Les transhumanistes affirment que tous les êtres doués de sensibilité, pré-humains, non-humains (animaux) ou post-humains ont droit à un statut moral respectueux de leur bien-être et épanouissement, d’où l’engouement actuel pour le véganisme.

Le transhumanisme affirme la notion de personne au sens juridique du terme, c’est- à-dire définie par la présence de certains attributs, et dénonce les jugements de valeurs et les discriminations liées aux différences de sexe et de genre. Une des principales critiques adressées à l’humanisme moderne par le transhumanisme est qu’il a privilégié la figure de l’homme blanc mâle occidental.

Le transhumanisme proclame l’autonomie de la personne dans le sens du droit de la personne de se gouverner par ses propres lois: autonomie parentale des choix procréatifs, ainsi que de modifier son corps, car la personne ne s’identifie certainement pas à une morphologie particulière et contingente. « Je me modifie, donc je suis » disent les « body-hackers », les pirates du corps, branche active du transhumanisme. L’enfant étant devenu un produit dont on passe commande, pourquoi pas alors l’ « augmenter », lui ajouter des fonctions supplémentaires, le « fabriquer » selon nos fantasmes?

Le transhumanisme est un matérialisme dur qui évolue avec les techno-sciences, leurs instruments et leurs concepts opératoires. S’il n’y a ni nature, ni transcendance, mais seulement un monde dû au hasard, alors il n’y a ni bien, ni mal et le seul but de l’existence devient l’efficacité matérielle.

Le transhumanisme est sans limites. Il est l’idée utopiste que la technologie donne à l’humain les moyens de s’affranchir de la plupart des limitations qui lui ont été imposées par l’évolution, la mort étant la première d’entre elles.

Il voit le progrès comme une transformation de la nature humaine, sans délimitation, alors que les humanismes traditionnels voient le progrès, d’abord ou exclusivement, en termes de transformations sociales, institutionnelles, d’organisation symbolique comme l’éducation, la morale, le droit, la politique, la culture; sans modifications biophysiques des humains, de la nature humaine en ses limites.

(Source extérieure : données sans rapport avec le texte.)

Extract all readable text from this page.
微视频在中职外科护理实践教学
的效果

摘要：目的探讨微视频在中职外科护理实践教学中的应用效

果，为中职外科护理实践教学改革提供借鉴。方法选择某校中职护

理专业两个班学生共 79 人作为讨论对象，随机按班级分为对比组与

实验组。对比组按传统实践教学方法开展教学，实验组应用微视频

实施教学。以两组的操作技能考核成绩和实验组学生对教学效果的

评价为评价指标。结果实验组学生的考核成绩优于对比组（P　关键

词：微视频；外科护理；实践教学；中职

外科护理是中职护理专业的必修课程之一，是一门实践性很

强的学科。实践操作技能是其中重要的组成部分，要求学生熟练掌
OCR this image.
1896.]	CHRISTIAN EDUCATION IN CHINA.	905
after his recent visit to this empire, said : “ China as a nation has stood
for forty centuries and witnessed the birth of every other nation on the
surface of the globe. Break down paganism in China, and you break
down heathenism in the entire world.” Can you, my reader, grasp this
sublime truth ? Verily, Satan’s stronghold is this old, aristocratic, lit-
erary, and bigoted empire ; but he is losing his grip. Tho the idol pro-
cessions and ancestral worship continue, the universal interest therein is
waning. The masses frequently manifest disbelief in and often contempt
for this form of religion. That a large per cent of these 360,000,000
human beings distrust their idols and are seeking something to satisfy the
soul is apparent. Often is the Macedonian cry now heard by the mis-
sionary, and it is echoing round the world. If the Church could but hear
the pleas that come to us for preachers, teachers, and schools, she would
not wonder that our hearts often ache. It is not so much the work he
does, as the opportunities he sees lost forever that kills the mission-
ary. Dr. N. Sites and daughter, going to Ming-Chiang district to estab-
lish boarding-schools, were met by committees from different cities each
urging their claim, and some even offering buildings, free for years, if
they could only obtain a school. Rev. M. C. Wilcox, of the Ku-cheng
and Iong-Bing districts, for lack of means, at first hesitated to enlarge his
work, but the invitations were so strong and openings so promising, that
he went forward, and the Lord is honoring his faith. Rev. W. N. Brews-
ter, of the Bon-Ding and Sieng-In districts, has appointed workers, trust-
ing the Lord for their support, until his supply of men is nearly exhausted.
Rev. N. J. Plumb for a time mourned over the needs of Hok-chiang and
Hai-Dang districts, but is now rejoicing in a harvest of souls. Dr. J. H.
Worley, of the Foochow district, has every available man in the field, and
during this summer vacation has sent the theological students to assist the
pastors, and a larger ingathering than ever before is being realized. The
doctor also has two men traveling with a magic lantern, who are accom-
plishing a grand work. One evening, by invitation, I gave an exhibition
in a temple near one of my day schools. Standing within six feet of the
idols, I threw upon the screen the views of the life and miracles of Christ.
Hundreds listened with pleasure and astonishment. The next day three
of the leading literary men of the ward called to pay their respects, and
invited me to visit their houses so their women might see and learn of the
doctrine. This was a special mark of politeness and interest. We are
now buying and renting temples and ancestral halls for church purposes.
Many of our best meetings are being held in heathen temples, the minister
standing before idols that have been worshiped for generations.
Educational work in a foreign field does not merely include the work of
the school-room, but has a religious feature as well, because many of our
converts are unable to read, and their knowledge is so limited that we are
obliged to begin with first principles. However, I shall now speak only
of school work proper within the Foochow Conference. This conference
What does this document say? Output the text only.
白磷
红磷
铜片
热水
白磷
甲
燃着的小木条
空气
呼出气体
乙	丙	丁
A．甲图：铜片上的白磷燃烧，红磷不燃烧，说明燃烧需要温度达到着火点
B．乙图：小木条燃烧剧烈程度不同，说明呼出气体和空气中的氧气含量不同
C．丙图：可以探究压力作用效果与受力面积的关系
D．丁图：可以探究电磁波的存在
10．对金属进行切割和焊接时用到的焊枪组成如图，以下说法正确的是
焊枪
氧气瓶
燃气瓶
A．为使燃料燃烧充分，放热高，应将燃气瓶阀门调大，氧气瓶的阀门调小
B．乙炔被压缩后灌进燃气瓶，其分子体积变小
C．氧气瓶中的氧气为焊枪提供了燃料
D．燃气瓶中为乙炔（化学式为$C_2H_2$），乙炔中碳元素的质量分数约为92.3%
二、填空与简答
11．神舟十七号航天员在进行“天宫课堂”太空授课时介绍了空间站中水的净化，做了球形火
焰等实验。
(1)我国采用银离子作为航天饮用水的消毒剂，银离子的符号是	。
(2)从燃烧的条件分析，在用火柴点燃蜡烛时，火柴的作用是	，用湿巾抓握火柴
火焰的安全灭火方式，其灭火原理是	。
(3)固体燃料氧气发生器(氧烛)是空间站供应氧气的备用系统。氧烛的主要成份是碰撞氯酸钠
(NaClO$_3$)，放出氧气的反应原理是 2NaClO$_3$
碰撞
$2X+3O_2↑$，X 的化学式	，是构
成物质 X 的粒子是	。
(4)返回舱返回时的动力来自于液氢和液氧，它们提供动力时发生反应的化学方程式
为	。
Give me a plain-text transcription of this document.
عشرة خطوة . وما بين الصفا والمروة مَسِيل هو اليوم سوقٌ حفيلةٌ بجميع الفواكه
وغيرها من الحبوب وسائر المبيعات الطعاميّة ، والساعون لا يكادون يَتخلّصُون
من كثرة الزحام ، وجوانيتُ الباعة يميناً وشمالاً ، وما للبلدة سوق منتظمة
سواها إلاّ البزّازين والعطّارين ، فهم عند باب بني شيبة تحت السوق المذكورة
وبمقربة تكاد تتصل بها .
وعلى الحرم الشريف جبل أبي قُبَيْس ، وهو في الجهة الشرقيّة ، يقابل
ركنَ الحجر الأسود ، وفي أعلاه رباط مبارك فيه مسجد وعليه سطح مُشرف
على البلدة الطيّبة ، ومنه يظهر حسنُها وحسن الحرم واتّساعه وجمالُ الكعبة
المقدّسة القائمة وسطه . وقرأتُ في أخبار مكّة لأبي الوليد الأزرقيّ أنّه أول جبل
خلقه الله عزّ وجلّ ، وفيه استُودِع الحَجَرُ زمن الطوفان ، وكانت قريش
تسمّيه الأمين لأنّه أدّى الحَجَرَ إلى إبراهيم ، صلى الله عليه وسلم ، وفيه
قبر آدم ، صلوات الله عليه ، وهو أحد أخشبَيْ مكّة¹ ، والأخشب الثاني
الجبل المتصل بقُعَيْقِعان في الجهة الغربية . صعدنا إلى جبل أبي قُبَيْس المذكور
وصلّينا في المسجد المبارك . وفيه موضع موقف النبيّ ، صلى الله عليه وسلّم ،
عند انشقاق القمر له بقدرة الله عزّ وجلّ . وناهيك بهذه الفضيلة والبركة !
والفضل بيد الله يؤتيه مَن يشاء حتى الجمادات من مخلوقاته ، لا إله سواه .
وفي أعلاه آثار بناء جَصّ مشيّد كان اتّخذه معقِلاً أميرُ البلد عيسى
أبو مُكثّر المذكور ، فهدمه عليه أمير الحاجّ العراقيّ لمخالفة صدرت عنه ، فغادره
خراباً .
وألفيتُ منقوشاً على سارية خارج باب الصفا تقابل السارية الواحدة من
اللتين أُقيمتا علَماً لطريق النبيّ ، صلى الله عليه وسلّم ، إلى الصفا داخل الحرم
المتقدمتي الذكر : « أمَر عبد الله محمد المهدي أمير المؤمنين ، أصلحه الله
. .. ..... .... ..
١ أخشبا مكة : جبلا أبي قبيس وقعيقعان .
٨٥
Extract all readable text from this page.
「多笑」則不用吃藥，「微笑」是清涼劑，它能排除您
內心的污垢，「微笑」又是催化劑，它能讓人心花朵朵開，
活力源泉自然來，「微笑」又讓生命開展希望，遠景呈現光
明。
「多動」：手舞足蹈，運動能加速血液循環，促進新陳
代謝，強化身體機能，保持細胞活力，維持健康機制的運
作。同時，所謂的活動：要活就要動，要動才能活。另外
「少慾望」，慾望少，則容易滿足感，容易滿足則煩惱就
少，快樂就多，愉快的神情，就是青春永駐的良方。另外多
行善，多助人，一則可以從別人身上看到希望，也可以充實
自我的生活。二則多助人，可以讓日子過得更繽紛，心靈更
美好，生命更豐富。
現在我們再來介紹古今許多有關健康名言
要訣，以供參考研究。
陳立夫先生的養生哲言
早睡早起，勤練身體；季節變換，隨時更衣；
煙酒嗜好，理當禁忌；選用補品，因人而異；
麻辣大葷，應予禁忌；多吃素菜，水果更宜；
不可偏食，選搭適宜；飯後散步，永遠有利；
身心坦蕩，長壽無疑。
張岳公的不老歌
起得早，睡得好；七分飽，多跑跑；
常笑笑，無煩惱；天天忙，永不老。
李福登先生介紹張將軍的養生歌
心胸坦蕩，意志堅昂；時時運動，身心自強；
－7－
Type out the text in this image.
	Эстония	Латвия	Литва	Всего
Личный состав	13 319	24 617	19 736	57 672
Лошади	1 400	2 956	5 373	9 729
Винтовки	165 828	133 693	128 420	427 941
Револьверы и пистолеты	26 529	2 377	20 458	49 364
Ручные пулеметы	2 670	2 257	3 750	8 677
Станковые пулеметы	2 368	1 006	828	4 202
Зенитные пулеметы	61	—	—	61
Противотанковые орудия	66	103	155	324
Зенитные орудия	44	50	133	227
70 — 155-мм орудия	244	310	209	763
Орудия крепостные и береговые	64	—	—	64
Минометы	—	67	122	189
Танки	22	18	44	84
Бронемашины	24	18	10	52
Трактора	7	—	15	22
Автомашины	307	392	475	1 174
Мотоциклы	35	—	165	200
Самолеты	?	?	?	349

La référence spéculative et narrative du transhumanisme est l’évolution.
Le futur de l’humain ne dépend plus de son passé, puisqu’il est possible d’intervenir volontairement pour orienter l’évolution, notamment par les manipulations génétiques.

Le corps étant une anomalie génétique, un vestige d’une humanité dépassée, le transhumanisme conçoit l’humain comme un chantier technologique, alors que la référence spéculative et narrative des humanismes, religieux ou non, est l’histoire. L’histoire désigne ici la transformation des organismes et des relations entre les humains, ainsi que les modifications du milieu, mais sans affecter la nature biophysique de l’humain.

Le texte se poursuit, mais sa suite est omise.